ISSN 1470-3947 (print) | ISSN 1479-6848 (online)

Endocrine Abstracts (2017) 52 NETS6 | DOI: 10.1530/endoabs.52.NETS6

Type I gastric NETs: Surveillance, Endoscopic Resection or Surgery

Raj Srirajaskanthan


Department of Gastroenterology, ENETS Centre of Excellence, Kings College Hospital, London, UK.


There are three distinct types of gastric Neuroendocrine tumours using the ENETS classification system. Type 1 gastric NETs are most common, accounting for 55–70% of all gastric NETs. Epidemiology studies have suggested an increasing incidence of gastric NETs. Generally type 1 gastric NETs are multifocal in nature and arise in a background of chronic atrophic gastritis. Type 1 Gastric NETs arise from histamine secreting ECL cells, hypergastrinaemia due to excess gastrin release, for example unopposed gastrin secretion occurs in achlorhydria in patients with atrophic gastritis. Management is generally endoscopic surveillance annually to ensure no development of a dominant lesion. The risk of lymph node or distant metastasis is low 1–5% reported in different series. This risk of metastatic spread is linked to size of lesions.
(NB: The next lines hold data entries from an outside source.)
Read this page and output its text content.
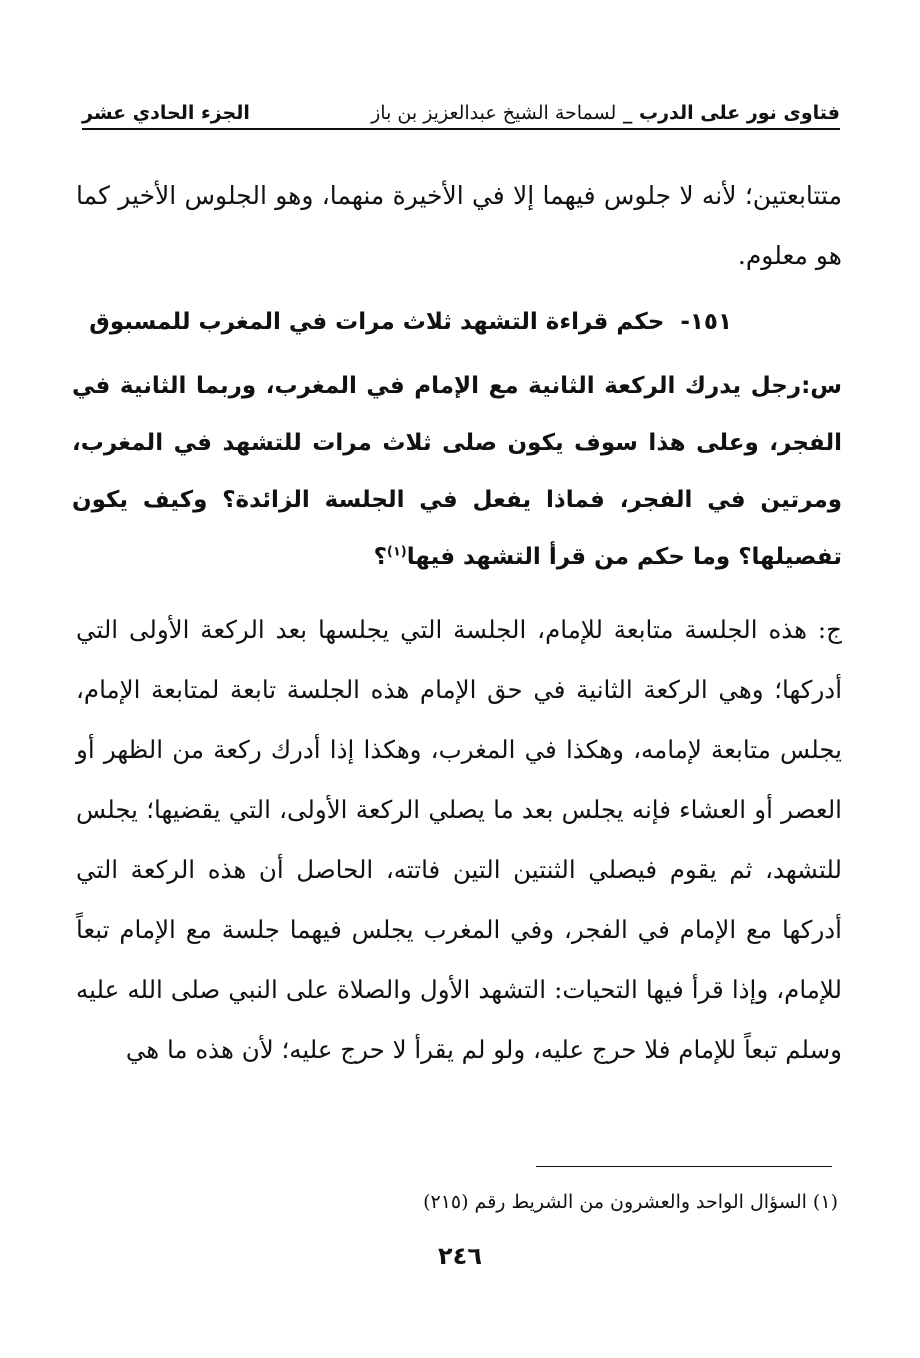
فتاوى نور على الدرب _ لسماحة الشيخ عبدالعزيز بن باز
الجزء الحادي عشر

متتابعتين؛ لأنه لا جلوس فيهما إلا في الأخيرة منهما، وهو الجلوس الأخير كما هو معلوم.

١٥١-حكم قراءة التشهد ثلاث مرات في المغرب للمسبوق

س:رجل يدرك الركعة الثانية مع الإمام في المغرب، وربما الثانية في الفجر، وعلى هذا سوف يكون صلى ثلاث مرات للتشهد في المغرب، ومرتين في الفجر، فماذا يفعل في الجلسة الزائدة؟ وكيف يكون تفصيلها؟ وما حكم من قرأ التشهد فيها$^{(١)}$؟

ج: هذه الجلسة متابعة للإمام، الجلسة التي يجلسها بعد الركعة الأولى التي أدركها؛ وهي الركعة الثانية في حق الإمام هذه الجلسة تابعة لمتابعة الإمام، يجلس متابعة لإمامه، وهكذا في المغرب، وهكذا إذا أدرك ركعة من الظهر أو العصر أو العشاء فإنه يجلس بعد ما يصلي الركعة الأولى، التي يقضيها؛ يجلس للتشهد، ثم يقوم فيصلي الثنتين التين فاتته، الحاصل أن هذه الركعة التي أدركها مع الإمام في الفجر، وفي المغرب يجلس فيهما جلسة مع الإمام تبعاً للإمام، وإذا قرأ فيها التحيات: التشهد الأول والصلاة على النبي صلى الله عليه وسلم تبعاً للإمام فلا حرج عليه، ولو لم يقرأ لا حرج عليه؛ لأن هذه ما هي

(١) السؤال الواحد والعشرون من الشريط رقم (٢١٥)

٢٤٦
Therefore, the recommendation is for lesions over 10 mm to be removed endoscopically if feasible. This can be performed via endoscopic mucosal resection or endoscopic submucosal dissection. Endoscopic ultrasound prior to resection can be helpful to ensure there is no deep muscle layer involvement. If there is presence of lymph node involvement or the primary tumour appears advanced on imaging (T2 disease or greater) surgery can be considered. This would involve local resection if possible. The role of antrectomy is unclear in terms of causing regression of these lesions. However, can be considered in individual cases if recurrent large tumours are occurring. Medical therapy in terms of somatostatin analogues is generally reserved for patients with metastatic disease who have positive uptake on somatostatin based function imaging. There may also be a role for gastrin receptor antagonist netazepide, which has demonstrated anti-proliferative properties in gastric NETs. However, further studies are required.